Google Developing Kill Switch to Prevent Artificial Intelligence Takeover

The term 'cloud computing' uses remote servers connected by the Internet to store informat
AFP

Team members at Google are currently developing a “kill switch” to prevent artificial intelligence from becoming a threat to humans.

According to a paper released by Google’s DeepMind team, research is being conducted at the University of Oxford to prevent a situation where artificially intelligent robots stop listening to their programmers. Both Tesla CEO Elon Musk and noted astrophysicist Stephen Hawking have claimed that artificial intelligence is the greatest existential threat to human existence.

Researchers at the University of Oxford are searching for a way in which robots that are misbehaving can be remotely interrupted regardless of their active processes.

Safe interruptibility can be useful to take control of a robot that is misbehaving and may lead to irreversible consequences, or to take it out of a delicate situation, or even to temporarily use it to achieve a task it did not learn to perform or would not necessarily receive rewards for this.
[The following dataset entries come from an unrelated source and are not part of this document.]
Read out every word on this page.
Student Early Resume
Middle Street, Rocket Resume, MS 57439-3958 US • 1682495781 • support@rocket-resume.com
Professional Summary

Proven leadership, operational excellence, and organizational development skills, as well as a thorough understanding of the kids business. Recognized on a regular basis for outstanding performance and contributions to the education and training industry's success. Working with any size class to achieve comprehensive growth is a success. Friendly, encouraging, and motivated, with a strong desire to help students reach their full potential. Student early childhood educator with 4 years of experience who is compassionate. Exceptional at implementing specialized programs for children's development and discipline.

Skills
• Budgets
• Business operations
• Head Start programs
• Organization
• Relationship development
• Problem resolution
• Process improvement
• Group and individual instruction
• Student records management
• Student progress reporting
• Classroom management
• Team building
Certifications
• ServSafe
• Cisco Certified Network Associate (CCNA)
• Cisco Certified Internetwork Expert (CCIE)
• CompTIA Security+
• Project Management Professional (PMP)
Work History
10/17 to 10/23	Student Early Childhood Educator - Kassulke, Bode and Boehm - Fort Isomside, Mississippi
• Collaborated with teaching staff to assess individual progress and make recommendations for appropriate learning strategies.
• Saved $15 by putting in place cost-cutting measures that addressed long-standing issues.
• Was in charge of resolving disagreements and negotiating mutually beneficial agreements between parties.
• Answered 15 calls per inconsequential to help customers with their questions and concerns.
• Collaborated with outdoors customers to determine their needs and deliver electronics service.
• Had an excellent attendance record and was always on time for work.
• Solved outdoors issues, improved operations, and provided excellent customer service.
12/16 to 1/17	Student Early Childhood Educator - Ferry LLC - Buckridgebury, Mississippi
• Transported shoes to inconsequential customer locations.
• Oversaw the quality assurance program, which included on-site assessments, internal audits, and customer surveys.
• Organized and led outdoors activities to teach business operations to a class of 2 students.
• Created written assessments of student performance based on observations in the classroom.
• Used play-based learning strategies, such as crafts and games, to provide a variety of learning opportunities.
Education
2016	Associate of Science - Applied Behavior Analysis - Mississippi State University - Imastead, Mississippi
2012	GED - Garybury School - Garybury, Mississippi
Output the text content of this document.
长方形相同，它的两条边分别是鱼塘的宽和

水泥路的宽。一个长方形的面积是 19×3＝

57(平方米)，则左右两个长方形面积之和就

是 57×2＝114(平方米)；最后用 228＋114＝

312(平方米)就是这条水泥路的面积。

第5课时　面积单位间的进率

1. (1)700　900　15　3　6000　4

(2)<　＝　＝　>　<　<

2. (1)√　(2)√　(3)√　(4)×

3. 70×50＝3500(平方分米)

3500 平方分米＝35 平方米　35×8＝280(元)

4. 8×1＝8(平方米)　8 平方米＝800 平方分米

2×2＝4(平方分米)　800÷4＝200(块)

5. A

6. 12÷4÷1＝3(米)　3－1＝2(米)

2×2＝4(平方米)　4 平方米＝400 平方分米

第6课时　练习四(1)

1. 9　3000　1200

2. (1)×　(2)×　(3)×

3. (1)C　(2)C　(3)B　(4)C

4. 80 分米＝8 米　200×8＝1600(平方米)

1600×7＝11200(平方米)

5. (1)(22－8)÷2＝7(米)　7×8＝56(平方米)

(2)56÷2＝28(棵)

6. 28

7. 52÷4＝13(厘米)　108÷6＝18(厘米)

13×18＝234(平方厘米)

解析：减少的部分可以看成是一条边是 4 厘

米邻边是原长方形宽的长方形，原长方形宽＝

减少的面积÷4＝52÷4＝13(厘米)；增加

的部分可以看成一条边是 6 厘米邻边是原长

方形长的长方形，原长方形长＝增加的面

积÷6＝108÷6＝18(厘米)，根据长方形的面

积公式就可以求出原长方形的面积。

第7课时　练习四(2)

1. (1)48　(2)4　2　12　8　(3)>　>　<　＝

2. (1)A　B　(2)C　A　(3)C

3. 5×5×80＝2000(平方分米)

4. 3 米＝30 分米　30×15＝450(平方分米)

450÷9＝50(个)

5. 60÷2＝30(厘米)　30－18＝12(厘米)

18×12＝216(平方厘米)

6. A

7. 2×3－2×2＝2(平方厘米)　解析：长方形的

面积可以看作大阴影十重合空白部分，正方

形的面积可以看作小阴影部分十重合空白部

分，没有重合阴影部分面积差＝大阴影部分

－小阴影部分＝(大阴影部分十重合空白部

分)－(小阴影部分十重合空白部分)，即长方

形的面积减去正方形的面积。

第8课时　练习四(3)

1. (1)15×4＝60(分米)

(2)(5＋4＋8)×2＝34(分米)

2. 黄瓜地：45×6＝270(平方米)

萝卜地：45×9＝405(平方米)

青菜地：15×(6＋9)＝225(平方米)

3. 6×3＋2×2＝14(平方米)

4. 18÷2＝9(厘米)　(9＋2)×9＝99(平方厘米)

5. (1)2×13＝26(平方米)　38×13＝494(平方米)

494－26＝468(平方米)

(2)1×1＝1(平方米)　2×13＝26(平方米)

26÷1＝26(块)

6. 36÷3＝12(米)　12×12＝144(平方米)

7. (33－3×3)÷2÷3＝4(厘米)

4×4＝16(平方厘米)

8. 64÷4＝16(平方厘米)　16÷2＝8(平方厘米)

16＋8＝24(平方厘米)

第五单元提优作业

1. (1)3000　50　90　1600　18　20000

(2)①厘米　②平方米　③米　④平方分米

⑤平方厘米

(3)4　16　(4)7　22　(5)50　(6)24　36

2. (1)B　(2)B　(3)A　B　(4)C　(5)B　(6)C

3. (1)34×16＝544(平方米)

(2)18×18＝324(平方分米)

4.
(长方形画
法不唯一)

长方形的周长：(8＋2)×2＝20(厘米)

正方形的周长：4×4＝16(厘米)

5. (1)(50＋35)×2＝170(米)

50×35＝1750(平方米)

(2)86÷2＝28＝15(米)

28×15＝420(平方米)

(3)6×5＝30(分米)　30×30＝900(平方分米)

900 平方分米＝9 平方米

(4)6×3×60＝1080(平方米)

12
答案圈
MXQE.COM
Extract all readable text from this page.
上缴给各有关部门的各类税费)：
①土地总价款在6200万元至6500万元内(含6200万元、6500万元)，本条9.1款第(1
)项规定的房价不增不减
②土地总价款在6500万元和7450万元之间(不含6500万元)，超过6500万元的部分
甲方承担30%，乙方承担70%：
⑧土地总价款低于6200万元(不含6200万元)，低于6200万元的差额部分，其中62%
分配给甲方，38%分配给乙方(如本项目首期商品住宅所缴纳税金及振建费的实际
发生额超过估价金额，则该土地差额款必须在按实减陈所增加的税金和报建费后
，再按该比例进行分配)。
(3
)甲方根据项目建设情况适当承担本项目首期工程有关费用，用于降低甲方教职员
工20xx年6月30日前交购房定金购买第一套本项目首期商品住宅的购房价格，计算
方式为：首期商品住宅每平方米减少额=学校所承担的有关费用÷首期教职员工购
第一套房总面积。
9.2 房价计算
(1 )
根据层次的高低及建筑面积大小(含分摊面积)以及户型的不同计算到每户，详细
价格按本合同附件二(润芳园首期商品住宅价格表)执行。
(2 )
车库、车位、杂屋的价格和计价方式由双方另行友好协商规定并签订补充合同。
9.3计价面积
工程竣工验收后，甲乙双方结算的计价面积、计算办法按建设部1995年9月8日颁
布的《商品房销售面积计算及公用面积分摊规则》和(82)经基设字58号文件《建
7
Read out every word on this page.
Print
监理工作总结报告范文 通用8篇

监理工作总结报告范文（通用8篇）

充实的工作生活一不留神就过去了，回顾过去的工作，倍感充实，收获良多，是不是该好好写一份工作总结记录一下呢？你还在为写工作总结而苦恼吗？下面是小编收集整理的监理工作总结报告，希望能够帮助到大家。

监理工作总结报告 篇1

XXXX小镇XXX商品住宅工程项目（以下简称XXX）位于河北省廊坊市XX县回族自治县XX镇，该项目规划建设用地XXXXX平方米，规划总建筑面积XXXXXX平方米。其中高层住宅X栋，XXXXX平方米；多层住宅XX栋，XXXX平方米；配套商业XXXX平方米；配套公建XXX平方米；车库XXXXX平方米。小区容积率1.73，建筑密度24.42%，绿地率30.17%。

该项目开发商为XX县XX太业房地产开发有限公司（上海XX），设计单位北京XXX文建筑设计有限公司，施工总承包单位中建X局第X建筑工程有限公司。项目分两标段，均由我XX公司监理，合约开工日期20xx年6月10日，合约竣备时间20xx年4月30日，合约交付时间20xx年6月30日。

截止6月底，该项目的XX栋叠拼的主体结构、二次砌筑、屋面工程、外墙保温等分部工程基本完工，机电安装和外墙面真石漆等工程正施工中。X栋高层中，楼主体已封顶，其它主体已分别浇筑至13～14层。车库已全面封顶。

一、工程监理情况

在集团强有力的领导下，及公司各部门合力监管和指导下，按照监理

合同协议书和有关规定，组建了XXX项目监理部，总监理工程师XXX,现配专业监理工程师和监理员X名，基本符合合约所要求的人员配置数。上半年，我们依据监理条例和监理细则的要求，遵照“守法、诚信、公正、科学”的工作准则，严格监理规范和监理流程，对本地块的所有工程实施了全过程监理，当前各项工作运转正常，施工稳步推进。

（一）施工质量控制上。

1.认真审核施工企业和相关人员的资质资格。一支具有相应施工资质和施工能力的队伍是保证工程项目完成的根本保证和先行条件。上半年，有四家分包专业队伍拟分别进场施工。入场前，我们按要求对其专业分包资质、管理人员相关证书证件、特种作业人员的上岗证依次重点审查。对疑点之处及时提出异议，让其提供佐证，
Programmers understand the threat posed by artificial intelligence and even go as far to concede that less than perfect behavior is expected from robots. The researchers claim that artificially intelligent robotics are “unlikely to behave optimally all the time.”

If such an agent is operating in real-time under human supervision, now and then it may be necessary for a human operator to press the big red button to prevent the agent from continuing a harmful sequence of actions — harmful either for the agent or for the environment — and lead the agent into a safer situation.

The paper suggests that the goal of programmers should not only be to ensure that AI devices can be safely interrupted, but also to ensure that AI isn’t capable of learning how to prevent such interruptions.